Mitt Romney is about to accept his party's presidential nomination in a shower of — no, not confetti and red-white-and-blue balloons — but questions about his taxes. Naturally, he complains that all this ginned-up furor over his personal finances is just a distraction from real issues facing the country, mainly the sluggish state of the economy and persistent unemployment. And says he'd really like to get back to talking about substance.
But if these demands that he release more of his tax returns are just a distraction, whose fault is that? Not just the opposition's. The duty of an opposition, after all, is to oppose. And, in this case, to raise every doubt it can about a rival presidential candidate and see if any stick.

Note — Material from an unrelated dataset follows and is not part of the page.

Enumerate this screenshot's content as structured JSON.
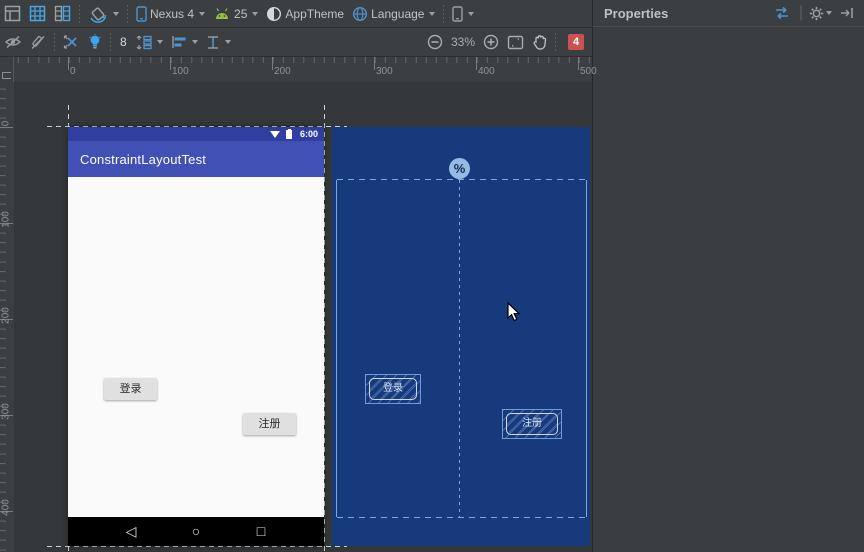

There's no vetting process quite as long and thorough as an American presidential campaign. Even if some of the interrogators, like Dirty Harry Reid, the Nevada mudslinger, and the president himself for that matter, haven't exactly raised the level of American politics by trying to turn this year's presidential campaign into an IRS audit.
As tiring and tiresome as it may be, this kind of close inspection, which might even lead to some welcome introspection on a presidential candidate's part, is both necessary and useful. Because you can never tell what it'll turn up. Sometimes it is something substantial. And if such questions are ignored and allowed to fester, they can have devastating repercussions — repercussions from which a presidential campaign may not recover.
Why not steal a march on the opposition and release not just a couple of years of old tax returns, but five or 10 years of them, and be done with it? What could those old records contain worse than what the president's re-election campaign would like all of us to imagine?
The best way for a politician to respond to demands for information from critics is to drown them in data, giving them even more documents than they asked for, leaving them (and the rest of us) more bored than suspicious. Honesty isn't just the best policy for idealistic reasons but for very practical ones. Why not beat the critics to the punch?